TLDR: I have a data-set of links that give me 404 errors, but there's a useful URL in the address bar that comes when I get the 404 error. Can I access that "useful URL" in R?

I'm trying to scrape data from a webpage, but I'm (understandably) getting a 404 error for the URLs below. However, there's data from the 404 link that I'm trying to get from within the browser. Here's the example:

library(tidyverse)
library(rvest)

url <- "http://www.uscho.com/scoreboard/division-i-men/20172018/composite-schedule/"

link_list <- url %>%
  read_html() %>%
  html_nodes("td:nth-child(13) a") %>%
  html_attr("href") %>%
  {paste0("http://www.uscho.com", .)}

Now, for example, search the 200th link here (http://www.uscho.com/recaplink.php?gid=1_970_20172018) in your web browser.
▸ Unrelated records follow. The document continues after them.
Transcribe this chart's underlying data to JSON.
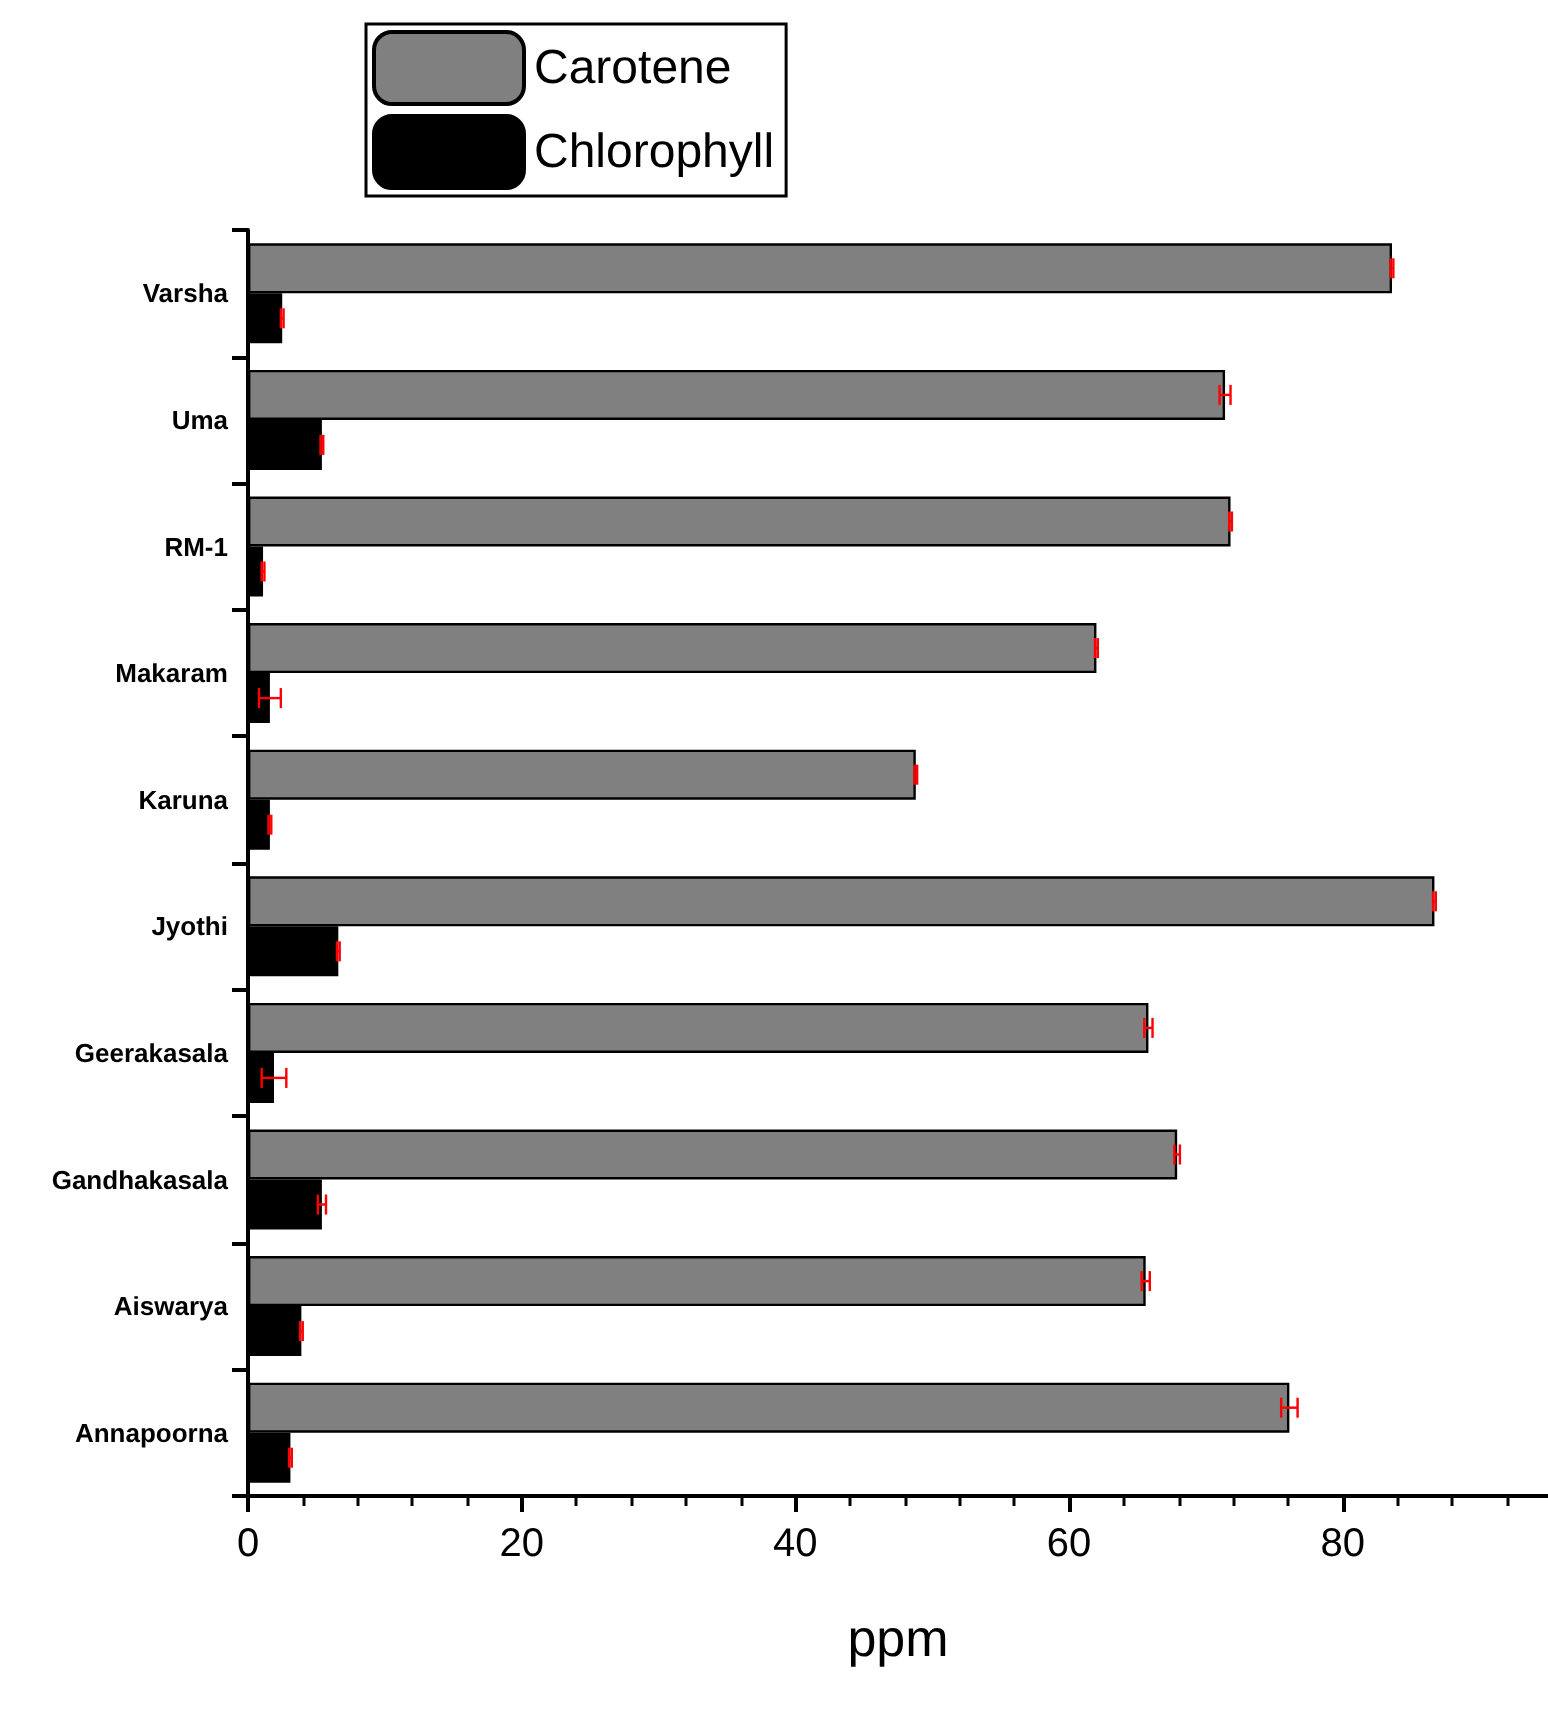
{
  "chart_data": {
    "type": "bar",
    "orientation": "horizontal",
    "xlabel": "ppm",
    "categories": [
      "Varsha",
      "Uma",
      "RM-1",
      "Makaram",
      "Karuna",
      "Jyothi",
      "Geerakasala",
      "Gandhakasala",
      "Aiswarya",
      "Annapoorna"
    ],
    "series": [
      {
        "name": "Carotene",
        "color": "#808080",
        "values": [
          83.6,
          71.4,
          71.8,
          62.0,
          48.8,
          86.7,
          65.8,
          67.9,
          65.6,
          76.1
        ],
        "errors": [
          0.1,
          0.4,
          0.1,
          0.1,
          0.1,
          0.1,
          0.3,
          0.2,
          0.3,
          0.6
        ]
      },
      {
        "name": "Chlorophyll",
        "color": "#000000",
        "values": [
          2.5,
          5.4,
          1.1,
          1.6,
          1.6,
          6.6,
          1.9,
          5.4,
          3.9,
          3.1
        ],
        "errors": [
          0.1,
          0.1,
          0.1,
          0.8,
          0.1,
          0.1,
          0.9,
          0.3,
          0.1,
          0.1
        ]
      }
    ],
    "xlim": [
      0,
      95
    ],
    "xticks": [
      0,
      20,
      40,
      60,
      80
    ],
    "grid": false,
    "legend": "top left"
  }
}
You'll get this:

I don't actually want to get a 404 Error, but in the address bar, there's a URL that -- after some manipulation -- I can use to get the actual webpage that I want ("https://www.uscho.com/recaps/?p=171810970")
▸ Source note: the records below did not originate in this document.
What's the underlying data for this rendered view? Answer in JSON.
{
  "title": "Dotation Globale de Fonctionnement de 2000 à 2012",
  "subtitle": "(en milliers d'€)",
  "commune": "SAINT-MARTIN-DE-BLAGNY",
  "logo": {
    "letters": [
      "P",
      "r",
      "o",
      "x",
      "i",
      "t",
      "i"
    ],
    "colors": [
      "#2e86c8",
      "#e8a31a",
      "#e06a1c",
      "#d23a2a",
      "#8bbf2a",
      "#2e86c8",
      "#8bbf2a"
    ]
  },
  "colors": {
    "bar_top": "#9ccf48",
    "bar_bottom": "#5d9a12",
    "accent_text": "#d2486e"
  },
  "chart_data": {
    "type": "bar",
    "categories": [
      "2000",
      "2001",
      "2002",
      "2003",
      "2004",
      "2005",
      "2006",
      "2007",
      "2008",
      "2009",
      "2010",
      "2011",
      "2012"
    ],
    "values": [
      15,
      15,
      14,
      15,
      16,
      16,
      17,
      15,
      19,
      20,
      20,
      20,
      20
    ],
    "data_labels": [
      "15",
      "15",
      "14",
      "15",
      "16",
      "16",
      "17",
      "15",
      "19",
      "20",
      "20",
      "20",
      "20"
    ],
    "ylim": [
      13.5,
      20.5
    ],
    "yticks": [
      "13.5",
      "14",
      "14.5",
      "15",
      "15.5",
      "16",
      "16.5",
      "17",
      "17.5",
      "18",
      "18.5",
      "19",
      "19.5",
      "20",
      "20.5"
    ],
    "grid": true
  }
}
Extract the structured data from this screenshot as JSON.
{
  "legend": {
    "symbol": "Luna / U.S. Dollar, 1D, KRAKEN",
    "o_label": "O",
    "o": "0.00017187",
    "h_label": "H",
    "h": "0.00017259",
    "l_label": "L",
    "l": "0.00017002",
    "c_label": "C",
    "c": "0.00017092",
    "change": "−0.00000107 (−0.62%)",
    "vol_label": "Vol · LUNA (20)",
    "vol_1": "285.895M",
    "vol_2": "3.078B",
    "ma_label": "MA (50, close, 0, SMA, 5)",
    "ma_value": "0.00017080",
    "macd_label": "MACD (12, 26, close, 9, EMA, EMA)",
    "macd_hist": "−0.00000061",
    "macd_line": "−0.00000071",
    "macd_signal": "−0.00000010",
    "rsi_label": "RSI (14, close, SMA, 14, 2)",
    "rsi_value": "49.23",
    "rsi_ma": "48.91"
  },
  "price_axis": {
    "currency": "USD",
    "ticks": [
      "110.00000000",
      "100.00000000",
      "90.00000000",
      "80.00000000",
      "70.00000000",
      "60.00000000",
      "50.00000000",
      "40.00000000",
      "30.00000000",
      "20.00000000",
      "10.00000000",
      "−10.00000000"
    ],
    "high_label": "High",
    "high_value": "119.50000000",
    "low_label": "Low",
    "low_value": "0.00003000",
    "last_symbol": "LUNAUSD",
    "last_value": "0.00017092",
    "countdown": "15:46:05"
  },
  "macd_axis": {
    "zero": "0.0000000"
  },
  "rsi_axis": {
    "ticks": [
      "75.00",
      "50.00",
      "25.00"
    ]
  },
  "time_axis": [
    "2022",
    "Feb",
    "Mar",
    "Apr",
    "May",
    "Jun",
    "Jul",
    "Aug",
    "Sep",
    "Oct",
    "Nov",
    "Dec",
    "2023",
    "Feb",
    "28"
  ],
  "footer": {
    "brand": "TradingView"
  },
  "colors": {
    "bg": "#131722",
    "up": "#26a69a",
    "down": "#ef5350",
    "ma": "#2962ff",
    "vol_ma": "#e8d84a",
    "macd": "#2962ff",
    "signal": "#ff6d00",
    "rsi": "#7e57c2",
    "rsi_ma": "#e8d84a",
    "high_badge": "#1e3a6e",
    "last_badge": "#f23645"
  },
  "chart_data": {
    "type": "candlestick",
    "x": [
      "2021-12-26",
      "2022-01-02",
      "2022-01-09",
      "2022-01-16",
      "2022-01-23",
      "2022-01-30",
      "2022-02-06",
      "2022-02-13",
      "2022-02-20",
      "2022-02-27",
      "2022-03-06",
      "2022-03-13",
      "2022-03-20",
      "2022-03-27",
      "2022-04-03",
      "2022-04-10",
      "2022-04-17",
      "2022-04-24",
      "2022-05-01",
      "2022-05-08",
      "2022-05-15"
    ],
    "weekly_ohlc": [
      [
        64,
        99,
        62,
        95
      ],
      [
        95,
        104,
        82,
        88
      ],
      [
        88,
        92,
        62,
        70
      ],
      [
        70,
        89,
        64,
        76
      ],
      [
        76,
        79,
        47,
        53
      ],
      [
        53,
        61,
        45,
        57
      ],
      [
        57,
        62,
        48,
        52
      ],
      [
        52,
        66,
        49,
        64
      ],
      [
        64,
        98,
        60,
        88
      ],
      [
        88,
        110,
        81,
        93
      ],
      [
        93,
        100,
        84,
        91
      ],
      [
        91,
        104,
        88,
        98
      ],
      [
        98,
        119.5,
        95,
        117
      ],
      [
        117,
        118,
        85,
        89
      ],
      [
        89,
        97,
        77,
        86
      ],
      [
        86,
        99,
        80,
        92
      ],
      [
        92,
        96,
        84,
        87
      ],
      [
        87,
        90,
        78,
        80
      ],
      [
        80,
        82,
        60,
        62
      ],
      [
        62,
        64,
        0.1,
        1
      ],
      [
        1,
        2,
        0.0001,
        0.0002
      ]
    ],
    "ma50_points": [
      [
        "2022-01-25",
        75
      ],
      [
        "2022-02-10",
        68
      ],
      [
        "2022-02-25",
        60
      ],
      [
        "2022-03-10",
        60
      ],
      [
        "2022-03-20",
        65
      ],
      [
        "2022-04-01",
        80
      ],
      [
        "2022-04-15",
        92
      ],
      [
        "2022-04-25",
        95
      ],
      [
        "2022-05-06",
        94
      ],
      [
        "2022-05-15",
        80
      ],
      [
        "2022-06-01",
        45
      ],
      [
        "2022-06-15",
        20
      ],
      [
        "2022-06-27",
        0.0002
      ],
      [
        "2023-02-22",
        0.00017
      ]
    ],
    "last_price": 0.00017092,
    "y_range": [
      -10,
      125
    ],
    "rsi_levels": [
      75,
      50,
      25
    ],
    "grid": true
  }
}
This URL, however, doesn't show up in R anywhere from what I can tell. Running read_html(link_list[200]), I only get a 404 error.

Any idea how I can get the URL from the browser within R?
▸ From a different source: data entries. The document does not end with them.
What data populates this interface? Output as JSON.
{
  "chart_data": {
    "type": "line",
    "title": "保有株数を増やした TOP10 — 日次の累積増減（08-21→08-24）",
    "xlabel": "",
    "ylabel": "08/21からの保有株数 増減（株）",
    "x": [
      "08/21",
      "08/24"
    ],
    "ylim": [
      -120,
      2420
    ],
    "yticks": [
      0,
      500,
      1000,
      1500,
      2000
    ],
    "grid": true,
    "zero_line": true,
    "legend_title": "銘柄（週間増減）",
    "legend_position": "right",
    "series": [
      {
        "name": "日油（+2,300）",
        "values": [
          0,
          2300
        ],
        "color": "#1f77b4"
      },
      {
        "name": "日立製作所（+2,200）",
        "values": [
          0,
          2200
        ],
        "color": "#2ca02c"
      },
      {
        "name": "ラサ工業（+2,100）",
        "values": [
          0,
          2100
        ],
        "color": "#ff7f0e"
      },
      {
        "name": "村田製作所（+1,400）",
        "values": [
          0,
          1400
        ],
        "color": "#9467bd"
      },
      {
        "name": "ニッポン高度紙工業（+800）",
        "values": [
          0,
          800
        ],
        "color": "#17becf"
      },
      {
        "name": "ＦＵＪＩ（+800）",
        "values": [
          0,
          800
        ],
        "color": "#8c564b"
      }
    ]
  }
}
FYI I asked this question on stack exchange earlier, but chances are it won't get answered there, and I thought this may be a better place to ask.


#2

Actually there may be a pattern to find the "good" link that's a lot easier than any other way


#3

And... there isn't really a pattern. Oh well


#4

maybe with {RSelenium} :package: you could get what you want

You have a method getCurrentUrl() in the remote driver object.

:package: {SeleniumPipes} is a pipe-friendly helper for RSelenium:

From docs

get the current page url

Piped Non Piped
remDr %>% go("http://www.bbc.co.uk") %>% getCurrentUrl getCurrentUrl(go(remDr, "http://www.bbc.co.uk"))

#5

Thanks for the response! I'll try that. By the way, are you familiar with splashr at all? I finally figured how to get that working (still haven't quite figured out RSelenium). Do you know of any similar method for getCurrentUrl() in splashr?


#6

If you read the doc, it seems that there is:
http://splash.readthedocs.io/en/stable/scripting-ref.html#splash-url

splash:url

Signature: url = splash:url()

Returns: the current URL.

Async: no.

however, not sure how it is implemented in splashr :package: . if not, it could be an opportunity to add this feature with a PR.


#7

Thanks @cderv! I'll look into that as soon as I can. I'm gonna try to see if the RSelenium solution works, but I'm having quite the time trying to get RSelenium set up...

Thanks again!


#8

I think using the docker setup is the easiest way!
http://rpubs.com/johndharrison/RSelenium-Docker

That way you "just" download the image, run the container as a server and connect R to this server on your local machine.
Last time I used it, it was with docker.